Content-centric networking is an innovative approach to networking that simplifies network use, improves performance and security, and enables a seamless, ubiquitous experience.
Content-centric networks enable the content itself to migrate where it is needed. In an interconnected world where people access digital information via continually shifting modes – moving from location to location, using multiple mobile devices, connecting through diverse networks – a content-centric approach allows them to access relevant, self-organizing information without cumbersome plumbing (i.e., firewalls, VPNs, and ad hoc synchronization protocols). The network can meet specific information needs with available resources, operating within appropriate administrative, performance, and security constraints.
This new approach enables network users to send and receive the right information, at the right place, at the right time – by any means available and regardless of underlying technology.


Working
The general proposal of content-centric networking recognizes that a great deal of information is produced once, and then copied many times. Therefore, it makes sense to distribute the copying and any related activities into the network's tree of equipment. In many cases, substantial storage is already available, and could be used more efficiently if it could recognize particular content and only keep one copy of it.
Since the network equipment is tree-shaped, it naturally scales content delivery to the size of the audience, and simultaneously reduces up-stream equipment to just the minimum needed to produce the content. As network service is built out, the content delivery naturally increases at the same time.
Content-centric networking uses a practical data storage cache at each level of the network to dramatically decrease the transmission traffic, and also increase the speed of response. The cache envisioned by CCN is a packet-level cache present at each node in the tree of network equipment not a complete copy of some media file. In that way, the worst case is that everything behaves as it does now: A consumer requests some data and it propagates through the network. However, the second time the data is requested, if it is still in the cache at some level, there are dramatic savings.

Architecture of CCN

There is a growing consensus in the recent literature that the central role of the IP address poorly fits the actual form of Internet usage. A typical user does not type IP addresses; he gets data or services by using application tools (e.g., Google, YouTube, Facebook, Skype), which operate on the basis of a description of the desired content. This means that users actually exploit the Internet in a content centric way; indeed, they are not interested in knowing from ”where” contents are provided, that is, the network layer has to be fed by IP addresses, which are used to ascertain from ”where” contents have to be taken. Therefore, there is a mismatch between the content-centric usage model of the Internet and the address-centric service model offered by the IP layer. Such a mismatch gives rise to several problems that would not exist if the network layer were a content-centric one.
  
Structure of CCN Node
CCN communication is driven by the consumers of data. There are two CCN packet types, Interest and Data. A consumer asks for content by broadcasting its interest over all available connectivity.

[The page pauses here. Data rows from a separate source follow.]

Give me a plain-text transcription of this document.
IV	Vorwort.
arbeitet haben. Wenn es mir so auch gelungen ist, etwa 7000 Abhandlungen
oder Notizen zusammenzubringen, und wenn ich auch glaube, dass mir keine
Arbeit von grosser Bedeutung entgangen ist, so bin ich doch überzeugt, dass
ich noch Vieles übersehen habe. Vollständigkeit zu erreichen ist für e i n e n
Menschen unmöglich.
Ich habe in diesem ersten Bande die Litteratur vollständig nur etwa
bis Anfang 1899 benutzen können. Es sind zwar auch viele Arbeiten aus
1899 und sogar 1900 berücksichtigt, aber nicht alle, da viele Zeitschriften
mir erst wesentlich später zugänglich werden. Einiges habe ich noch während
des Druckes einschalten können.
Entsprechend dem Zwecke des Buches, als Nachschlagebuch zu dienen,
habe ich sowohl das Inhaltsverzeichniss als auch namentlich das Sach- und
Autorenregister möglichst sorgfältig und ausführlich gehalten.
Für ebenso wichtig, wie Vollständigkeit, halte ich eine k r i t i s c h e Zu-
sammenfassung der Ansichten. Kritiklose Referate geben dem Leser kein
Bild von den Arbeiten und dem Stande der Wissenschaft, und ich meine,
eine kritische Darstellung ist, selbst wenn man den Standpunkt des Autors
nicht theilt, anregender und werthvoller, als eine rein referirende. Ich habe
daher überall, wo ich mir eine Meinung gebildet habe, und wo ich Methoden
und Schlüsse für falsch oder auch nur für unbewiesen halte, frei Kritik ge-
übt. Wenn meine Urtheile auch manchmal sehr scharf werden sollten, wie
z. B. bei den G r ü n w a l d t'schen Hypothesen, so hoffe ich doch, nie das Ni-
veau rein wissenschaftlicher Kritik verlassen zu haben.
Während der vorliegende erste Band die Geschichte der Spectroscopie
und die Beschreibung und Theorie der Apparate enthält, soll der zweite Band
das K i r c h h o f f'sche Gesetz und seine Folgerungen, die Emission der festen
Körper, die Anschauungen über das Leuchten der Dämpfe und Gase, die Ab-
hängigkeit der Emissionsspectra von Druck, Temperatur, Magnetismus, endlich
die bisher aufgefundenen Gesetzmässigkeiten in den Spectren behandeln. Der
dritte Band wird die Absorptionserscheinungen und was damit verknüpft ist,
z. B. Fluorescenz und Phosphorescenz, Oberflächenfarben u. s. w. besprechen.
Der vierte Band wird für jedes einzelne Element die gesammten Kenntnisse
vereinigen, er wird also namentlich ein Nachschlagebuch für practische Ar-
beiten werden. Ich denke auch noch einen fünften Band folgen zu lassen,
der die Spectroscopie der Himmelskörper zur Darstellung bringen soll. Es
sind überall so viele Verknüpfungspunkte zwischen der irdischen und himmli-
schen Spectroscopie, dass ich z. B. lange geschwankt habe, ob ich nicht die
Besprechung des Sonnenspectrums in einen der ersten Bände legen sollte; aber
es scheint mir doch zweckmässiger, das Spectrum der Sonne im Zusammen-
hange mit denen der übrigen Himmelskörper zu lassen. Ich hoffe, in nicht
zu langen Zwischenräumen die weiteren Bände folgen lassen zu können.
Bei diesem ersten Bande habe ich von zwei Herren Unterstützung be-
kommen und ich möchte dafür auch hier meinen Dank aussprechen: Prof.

Any node hearing the interest and having data that satisfies it can respond with a Data packet. Data is transmitted only in response to an Interest and consumes that Interest.1 Since both Interest and Data identify the content being exchanged by name, multiple nodes interested in the same content can share transmissions over a broadcast medium using standard multicast suppression techniques. Data ‘satisfies’ an Interest if the Content Name in the Interest packet is a prefix of the Content Name in the Data packet. CCN names are opaque, binary objects composed of an (explicitly specified) number of components (see Figure 4). Names are typically hierarchical so this prefix match is equivalent to saying that the Data packet is in the name sub tree specified by the Interest packet (see Section 3.2). IP uses this convention to resolve the hnet; subnet; host in hierarchical structure of IP addresses and experience has shown it allows for efficient, distributed hierarchical aggregation of routing and forwarding state while allowing for fast lookups. One implication of this matching is that interests may be received for content that does not yet exist – allowing a publisher to generate that content on the fly in response to a particular query. Such active names allow CCN to transparently support a mix of statically cached and dynamically-generated content, as is common in today’s Web.